On the definitive front, there was just one new stamp value on the tariff change in the spring, producing one Machin and four country definitives. A welcome change from the £14-worth of Machins in 2015. Royal Mail seem to have been at sixes and sevens over booklets and stamp colours with the last of the Long To Reign purple stamps (in the Beatrix Potter booklet) being issued on the same day as the first red booklet stamp (in the padlock booklet), with both types being replaced by a new darker colour three months later. The use of the new colour in all booklets and business sheets went part way to making up Royal Mail's financial shortfall from the spring.
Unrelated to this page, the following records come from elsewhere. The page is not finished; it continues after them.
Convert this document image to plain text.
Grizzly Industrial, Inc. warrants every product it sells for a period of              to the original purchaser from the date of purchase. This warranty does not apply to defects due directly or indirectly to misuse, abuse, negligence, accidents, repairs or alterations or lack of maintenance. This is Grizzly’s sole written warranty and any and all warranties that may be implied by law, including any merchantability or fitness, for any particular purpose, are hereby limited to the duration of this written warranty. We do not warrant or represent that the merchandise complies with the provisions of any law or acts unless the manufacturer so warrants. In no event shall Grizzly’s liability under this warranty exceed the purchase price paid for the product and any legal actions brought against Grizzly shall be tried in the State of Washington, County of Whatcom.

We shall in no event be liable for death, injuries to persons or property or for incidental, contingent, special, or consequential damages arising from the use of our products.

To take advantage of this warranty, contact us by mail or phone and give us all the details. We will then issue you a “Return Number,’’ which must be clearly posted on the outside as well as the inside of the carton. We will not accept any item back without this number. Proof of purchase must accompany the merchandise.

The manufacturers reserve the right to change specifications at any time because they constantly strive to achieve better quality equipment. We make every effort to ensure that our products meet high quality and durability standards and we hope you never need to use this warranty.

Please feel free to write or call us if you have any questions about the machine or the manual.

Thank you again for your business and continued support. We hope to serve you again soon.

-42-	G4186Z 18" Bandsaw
Post and Go output continued apace with more museum locations and Enquiry Offices added, although the output of Open Values from Post Office self-service kiosks has abated - only to be replaced with a larger horizon-type label with 2-D barcode. That this carries the Machin head and has a year date, suggests that Royal Mail are hoping that collector interest in these will continue. Certainly they are an important element of the evolution of postage payment, and should be included in a postal history collection - has anybody received one suitable for keeping yet?
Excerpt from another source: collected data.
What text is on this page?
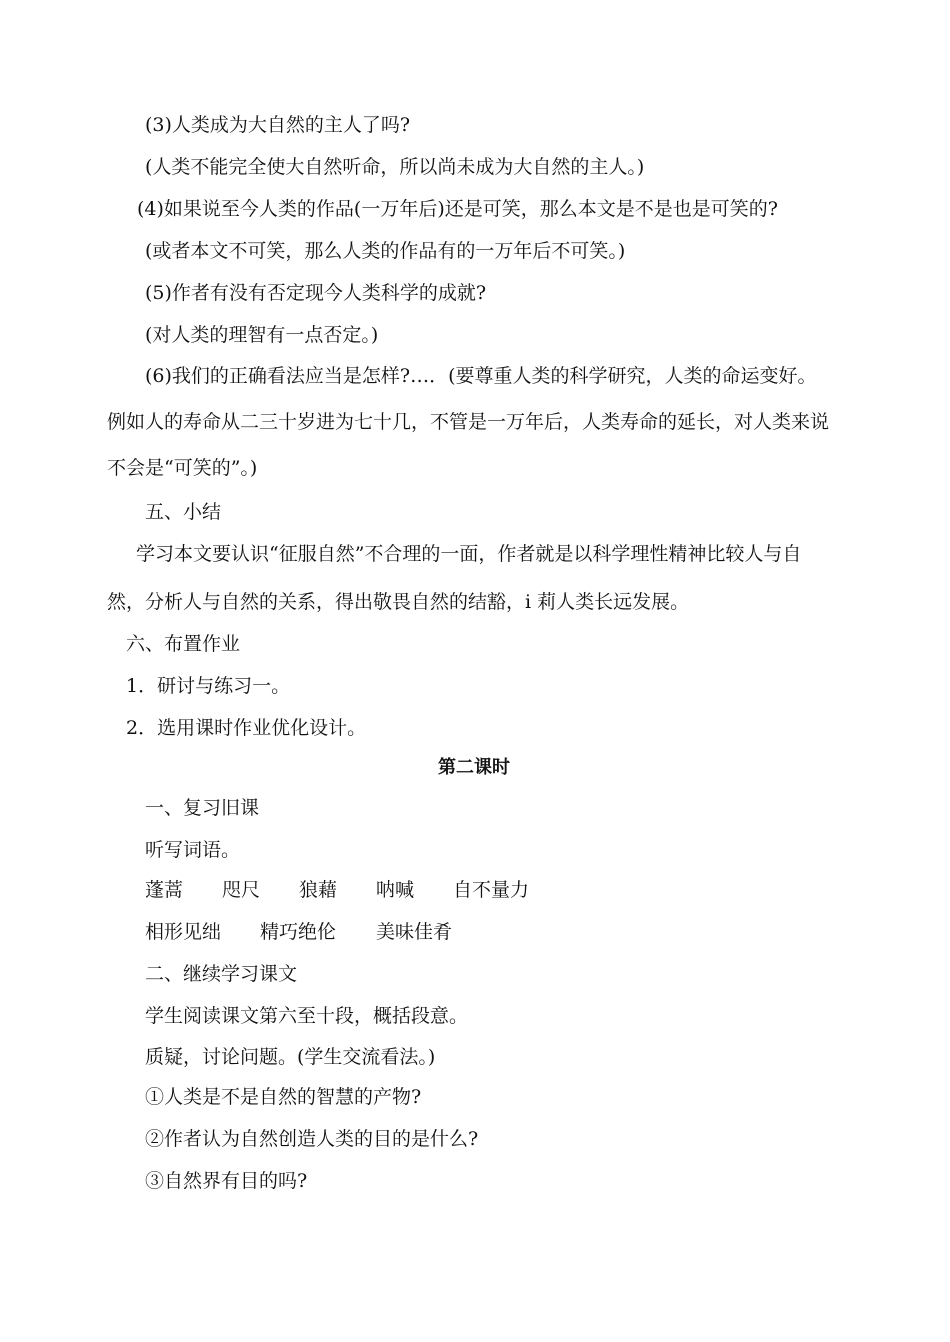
(3)人类成为大自然的主人了吗?
(人类不能完全使大自然听命，所以尚未成为大自然的主人。)
(4)如果说至今人类的作品(一万年后)还是可笑，那么本文是不是也是可笑的?
(或者本文不可笑，那么人类的作品有的一万年后不可笑。)
(5)作者有没有否定现今人类科学的成就?
(对人类的理智有一点否定。)
(6)我们的正确看法应当是怎样?…．(要尊重人类的科学研究，人类的命运变好。
例如人的寿命从二三十岁进为七十几，不管是一万年后，人类寿命的延长，对人类来说
不会是“可笑的”。)
五、小结
学习本文要认识“征服自然”不合理的一面，作者就是以科学理性精神比较人与自
然，分析人与自然的关系，得出敬畏自然的结豁，i 莉人类长远发展。
六、布置作业
1．研讨与练习一。
2．选用课时作业优化设计。
第二课时
一、复习旧课
听写词语。
蓬蒿 咫尺 狼藉 呐喊 自不量力
相形见绌 精巧绝伦 美味佳肴
二、继续学习课文
学生阅读课文第六至十段，概括段意。
质疑，讨论问题。(学生交流看法。)
①人类是不是自然的智慧的产物?
②作者认为自然创造人类的目的是什么?
③自然界有目的吗?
The special stamp output continued unabated with the highlight for me being the Agatha Christie issue, a marvel of design and intricacy and so much better than photographs of whatever this week's subject was. Many new issue distributions suffered because of problems with Royal Mail's computer accounting system, with delivery of customer orders very erratic and sometimes very late. Dealers suffered less than ordinary customers but were affected by the accounting failures. The fall out from this may not be over, but at least we can draw a line under the delays and customer service shortcomings that occurred. I understand that there are still problems with customers not being told when their deposits are exhausted, or when credit cards have passed their end date.
That Royal Mail find it unnecessary to publicise the multitude of slogan postmarks that are being used, often for very short periods, continues to frustrate collectors and reporters alike. On the other hand the Postmark Bulletin (which shows special handstamps) is now available free and also online. Sadly the number of sponsored postmarks continues at a low level. The non-availability to collectors at special handstamp centres of some 'postmarks' applied to Royal Mail (expensive) special souvenir covers is annoying and seems to go against all post office principals. If it cancels a stamp on a special cover, it is a postmark. If it is a postmark it should be available to everybody.
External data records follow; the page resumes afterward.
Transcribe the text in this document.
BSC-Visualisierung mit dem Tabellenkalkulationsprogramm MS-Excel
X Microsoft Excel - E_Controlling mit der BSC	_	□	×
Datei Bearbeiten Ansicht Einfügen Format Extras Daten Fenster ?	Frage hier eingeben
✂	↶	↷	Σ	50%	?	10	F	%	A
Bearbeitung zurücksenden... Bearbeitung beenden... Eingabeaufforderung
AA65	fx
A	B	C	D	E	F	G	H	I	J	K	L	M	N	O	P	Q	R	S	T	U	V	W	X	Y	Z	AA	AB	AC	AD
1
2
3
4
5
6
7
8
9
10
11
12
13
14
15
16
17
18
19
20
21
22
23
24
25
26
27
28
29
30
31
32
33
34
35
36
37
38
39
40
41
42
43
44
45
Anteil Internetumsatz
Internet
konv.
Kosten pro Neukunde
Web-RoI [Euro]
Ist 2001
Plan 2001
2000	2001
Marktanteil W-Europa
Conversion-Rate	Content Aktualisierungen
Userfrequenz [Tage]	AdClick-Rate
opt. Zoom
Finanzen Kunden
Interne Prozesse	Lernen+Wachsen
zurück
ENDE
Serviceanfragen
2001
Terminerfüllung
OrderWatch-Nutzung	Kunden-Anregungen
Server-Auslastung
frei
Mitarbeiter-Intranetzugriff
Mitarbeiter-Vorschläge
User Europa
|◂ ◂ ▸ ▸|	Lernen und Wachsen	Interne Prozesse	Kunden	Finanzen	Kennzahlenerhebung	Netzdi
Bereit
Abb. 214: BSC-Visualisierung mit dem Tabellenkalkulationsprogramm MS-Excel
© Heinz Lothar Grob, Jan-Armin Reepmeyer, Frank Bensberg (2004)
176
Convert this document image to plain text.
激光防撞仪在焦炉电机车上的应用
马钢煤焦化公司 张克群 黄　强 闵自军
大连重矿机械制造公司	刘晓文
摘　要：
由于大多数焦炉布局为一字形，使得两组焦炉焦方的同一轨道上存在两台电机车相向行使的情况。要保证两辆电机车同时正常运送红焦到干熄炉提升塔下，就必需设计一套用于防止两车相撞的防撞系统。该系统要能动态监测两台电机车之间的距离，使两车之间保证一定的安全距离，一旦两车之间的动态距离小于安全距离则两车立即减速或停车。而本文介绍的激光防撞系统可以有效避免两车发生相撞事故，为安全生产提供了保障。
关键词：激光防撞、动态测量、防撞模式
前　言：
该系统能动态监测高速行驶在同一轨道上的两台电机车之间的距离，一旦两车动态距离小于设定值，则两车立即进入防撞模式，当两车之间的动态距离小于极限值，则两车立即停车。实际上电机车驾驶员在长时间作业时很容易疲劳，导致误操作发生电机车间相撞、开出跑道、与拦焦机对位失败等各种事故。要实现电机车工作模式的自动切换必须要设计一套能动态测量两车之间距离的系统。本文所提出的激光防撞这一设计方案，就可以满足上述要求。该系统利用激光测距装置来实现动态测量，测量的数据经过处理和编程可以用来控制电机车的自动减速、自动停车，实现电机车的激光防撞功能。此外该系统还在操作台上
And so we come to the end of another year. Once again I am unable to use the photograph that I prepared last year and which was inappropriate due to the mildness of Christmas here. (You'll see why when it does eventually get used). My thanks to all our customers, to the readers of this blog and especially to the many contributors - many of whom remain anonymous meaning that I don't know just how many there are. Despite our 10 week holiday, you have remained loyal to this source of information, and I am very grateful for that - as are all the readers.
Once again we wish you a very Merry Christmas and Happy New Year!
Most people will realise that this is not a picture of winter in Dereham, this year or any other. It was taken in the Mount Aspiring National Park in New Zealand's South Island. I don't know which mountain it was, they were all snow-capped in mid-October, but the sky was blue and the sun was warm!